Abstract

Introduction: Mortality from cardiogenic shock (CS), a syndrome of multi-organ system dysfunction, remains high. However, data regarding how patients with CS expire are limited and may have implications for designing clinical trials, identifying therapeutic strategies, and improving outcomes. Aim: We sought to describe primary modes of in-hospital death among patients admitted with CS to cardiac intensive care units (CICUs). Methods: CCCTN is a multi-national research network of advanced CICUs coordinated by the TIMI Study Group (Boston, MA). Using standardized definitions, site investigators classified the direct mode of in-hospital death for patients with CS. Categories included 8 possible modes of cardiovascular (CV) and non-CV death ( Fig ). Subgroups defined by cardiac arrest prior to CICU admission and use of mechanical circulatory support (MCS) were explored. Results: Among 1098 CS cases captured from 10/2021-09/2022, 358 (32.6%) died during the index hospitalization with a median time to death of 4.3 (Q1-Q3, 1.1-10.9) days from CICU admission.

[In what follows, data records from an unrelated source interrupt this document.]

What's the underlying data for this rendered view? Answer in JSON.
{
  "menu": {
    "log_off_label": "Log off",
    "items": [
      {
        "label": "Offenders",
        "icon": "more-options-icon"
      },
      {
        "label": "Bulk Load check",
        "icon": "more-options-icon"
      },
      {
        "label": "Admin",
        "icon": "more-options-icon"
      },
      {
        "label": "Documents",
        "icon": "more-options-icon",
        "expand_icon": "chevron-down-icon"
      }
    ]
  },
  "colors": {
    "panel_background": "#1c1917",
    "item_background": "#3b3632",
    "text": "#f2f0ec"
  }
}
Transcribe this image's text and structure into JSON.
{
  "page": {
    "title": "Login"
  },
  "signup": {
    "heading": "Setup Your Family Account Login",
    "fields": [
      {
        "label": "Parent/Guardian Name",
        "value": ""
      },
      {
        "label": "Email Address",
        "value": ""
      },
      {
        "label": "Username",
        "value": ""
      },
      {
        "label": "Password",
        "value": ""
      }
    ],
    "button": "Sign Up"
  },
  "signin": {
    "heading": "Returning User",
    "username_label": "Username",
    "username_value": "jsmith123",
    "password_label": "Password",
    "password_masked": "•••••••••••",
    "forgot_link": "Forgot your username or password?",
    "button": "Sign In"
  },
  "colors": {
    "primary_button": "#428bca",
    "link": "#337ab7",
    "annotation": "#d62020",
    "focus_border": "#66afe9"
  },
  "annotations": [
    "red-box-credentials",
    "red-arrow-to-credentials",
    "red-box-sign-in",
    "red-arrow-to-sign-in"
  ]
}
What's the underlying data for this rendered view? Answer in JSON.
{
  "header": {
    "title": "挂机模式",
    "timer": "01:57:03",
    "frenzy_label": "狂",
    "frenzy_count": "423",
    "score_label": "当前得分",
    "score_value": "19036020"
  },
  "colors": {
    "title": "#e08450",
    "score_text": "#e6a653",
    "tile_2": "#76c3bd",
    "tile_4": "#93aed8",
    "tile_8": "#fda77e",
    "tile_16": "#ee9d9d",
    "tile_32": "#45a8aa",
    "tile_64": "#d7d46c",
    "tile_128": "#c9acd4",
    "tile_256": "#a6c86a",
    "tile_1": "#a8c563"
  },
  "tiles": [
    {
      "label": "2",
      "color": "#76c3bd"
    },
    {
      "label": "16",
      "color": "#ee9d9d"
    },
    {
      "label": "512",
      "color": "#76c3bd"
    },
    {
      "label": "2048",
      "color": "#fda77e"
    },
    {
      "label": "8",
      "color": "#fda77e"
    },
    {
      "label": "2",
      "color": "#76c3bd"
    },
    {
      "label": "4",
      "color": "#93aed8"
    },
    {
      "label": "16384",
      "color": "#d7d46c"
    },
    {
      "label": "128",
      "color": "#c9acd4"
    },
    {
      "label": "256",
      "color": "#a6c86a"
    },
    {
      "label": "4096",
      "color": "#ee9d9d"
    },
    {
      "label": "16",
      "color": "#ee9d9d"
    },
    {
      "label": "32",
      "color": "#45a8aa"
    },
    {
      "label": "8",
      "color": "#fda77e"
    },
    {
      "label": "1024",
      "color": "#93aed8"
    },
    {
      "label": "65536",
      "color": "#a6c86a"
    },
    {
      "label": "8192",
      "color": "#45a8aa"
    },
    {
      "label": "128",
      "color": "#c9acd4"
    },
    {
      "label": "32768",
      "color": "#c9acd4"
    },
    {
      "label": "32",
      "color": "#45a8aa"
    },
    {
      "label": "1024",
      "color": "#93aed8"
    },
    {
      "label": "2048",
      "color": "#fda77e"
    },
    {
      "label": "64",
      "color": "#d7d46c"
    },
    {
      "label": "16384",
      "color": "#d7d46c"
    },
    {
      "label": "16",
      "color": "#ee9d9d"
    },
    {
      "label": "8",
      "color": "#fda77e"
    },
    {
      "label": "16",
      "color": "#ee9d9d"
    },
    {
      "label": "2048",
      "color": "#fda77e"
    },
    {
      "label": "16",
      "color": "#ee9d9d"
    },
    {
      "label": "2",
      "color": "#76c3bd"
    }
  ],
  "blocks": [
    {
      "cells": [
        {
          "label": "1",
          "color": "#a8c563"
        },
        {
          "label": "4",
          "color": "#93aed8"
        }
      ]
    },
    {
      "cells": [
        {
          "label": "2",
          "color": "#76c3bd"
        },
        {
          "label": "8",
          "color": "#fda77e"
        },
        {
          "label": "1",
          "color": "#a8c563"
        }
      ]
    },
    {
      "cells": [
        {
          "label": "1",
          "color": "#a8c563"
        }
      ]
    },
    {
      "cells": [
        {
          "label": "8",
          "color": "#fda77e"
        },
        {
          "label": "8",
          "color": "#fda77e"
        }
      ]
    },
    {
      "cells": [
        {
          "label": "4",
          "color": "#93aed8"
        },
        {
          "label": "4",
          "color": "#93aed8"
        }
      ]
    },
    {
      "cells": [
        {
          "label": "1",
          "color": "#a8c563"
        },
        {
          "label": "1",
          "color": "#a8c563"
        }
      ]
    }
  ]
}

Among the deaths, 50%, 41%, and 9% occurred in the context of HF-CS, AMI-CS, and secondary CS, respectively. Overall, mode of death was CV in 82% of cases ( Fig A ). Refractory CS was the dominant mode of death (66%), followed by arrhythmia (13%), anoxic brain injury (6%), and respiratory failure (5%; Fig A ). Compared to patients without preceding cardiac arrest, those with cardiac arrest prior to CICU admission were more likely to die from anoxic brain injury (10% vs. 1%; p<0.01; Fig B ). Compared to patients managed without MCS, those with MCS were more likely to die from refractory shock (p<0.01), either cardiogenic (74% vs. 61%) or non-cardiogenic (6% vs. 3%; Fig C ). Conclusions: Most in-hospital deaths in patients with CS are related to direct CV causes, particularly refractory CS. However, there is potentially important heterogeneity in mode of death across subgroups defined by preceding cardiac arrest and use of MCS.